Scenario- I have a property that has 3 deed holders. The 1st (BofA) is not willing to pay anything to the 3rd (Kaiser). The 3rd is asking for 15% of the balance.  The seller can not contribute and the buyer can only put in a limited amount based on what the 2nd (Greentree) is willing to settle for and not much more. The 3rd was taken out 14 days later from the 1st and 2nd for the exact same amount as the 2nd. All are purchase money loans.

 

Question

1.) What is typical payout to 3rd if the 2nd is getting 10%, should they not get less? Still learning so please be gentle with the responses. I have seen some blogs that were a little intimidating.

 

 2.) Hypothetically speaking...if the house went to FCL would my client be protected under the Debt Forgiveness Act for all 3 deeds?

 

Thanks in advance!

Views: 96

Replies to This Discussion

You are confusing deficiency with tax relief and they are completely separate.

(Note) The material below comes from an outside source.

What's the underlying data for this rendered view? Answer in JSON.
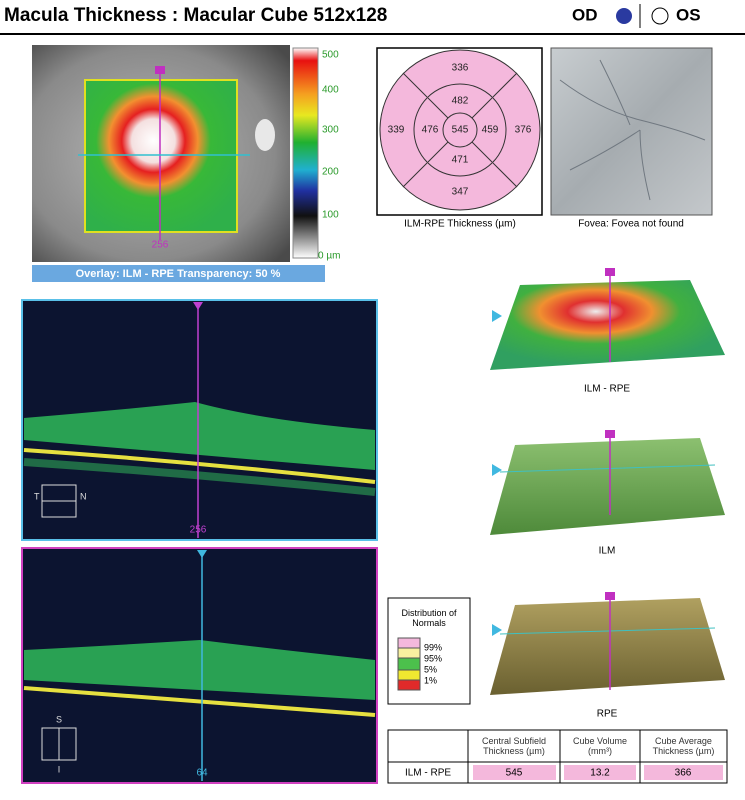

Most lien holders other than the first get 10% of the balance, although Greentree is a nightmare.  they usually want more than 10%, but any lien holder can demand anything they want...doesn't mean they'll get it.

If it goes to FC there is no "forgiveness" nothing was forgiven. The lender can chose to forgive the remaining balance later, but usually they try to collect in court if it goes to FC or they sell the debt to a collections agency. 

The MDFA (Mortgage Debt Forgiveness Act) usually applies to only first homes primary residences and usually the first loan.  Although I think purchase money counts.  The homeowner would normally have to pa taxes on the "forgiven" portion of the note, but up until the end of this year they won't if it falls under the primary residence provision.

Thank you for your response.

I always check from which state the poster is posing a question. Uiliani is in CA, the same as me.

I believe Smitty practices back East. While her opinion may be correct in her state, I would say there remains confusion as to what happens here in CA.

If there is a Trustee Sale, the 1st mortage holder is finished. They don't get to sell the debt to collections.

If the 2nd was truly purchase money, they quite likely are also finished.

But if it was a HELOC, they probably still have recourse.

I have never yet seen a 3rd mortgage that was taken out 14 days after the 1st & 2nd were recorded that would qualify as Purchase Money. It is quite likely the 3rd may still hold recourse.

I think this link from NAR will give a more definitive answer to the questions posed:

http://www.realtor.org/government_affairs/mortgage_debt_cancellation

Thank you! Yes CA is a tricky state...Yes that 3rd mortgage is really bazarre to me because its not out far enough for HELOC but seems a little to late for a purchase money loan.

Harry, In California, I understand if it goes to FC they can't pursue..Is that correct?  BUT if they write it off after with 1099 forgiven, aren't taxes still a potential?

Uilani, I'm not an expert in California short sales by any means.  Harry knows what he is talking about.  California dances to their own beat. 

There are many more qualified people here from the CA area that can help, but from the little I know from CA Harry is dead on.

Per C.A.R.:

The general rules governing deficiencies (in California) are as follows:

  1. “One Action Rule”:  “There can be but one form of action for recovery of any debt or the enforcement of any right secured by a mortgage upon real property.”  (California Code Civil of Procedure (“CCP”) § 726(a)).
  2. No deficiency judgment is allowed by the foreclosing lender following a non-judicial foreclosure (i.e., trustee's sale), regardless of the type of property foreclosed. (CCP § 580d).
  3. No deficiency judgment is allowed when the type of loan is either (a) purchase money for an owner-occupied residential one-to-four unit dwelling (“owner-occupied purchase money”) or (b) seller financing (“seller carry-back”). (CCP § 580b).
  4. No deficiency shall be owed nor a deficiency judgment rendered following a short sale on a residential one-to-four unit property. (CCP § 580e(a)).
  5. A lender may not require the borrower as a condition to agreeing to a short sale to pay money other than from the proceeds of sale. (CCP § 580e(b)).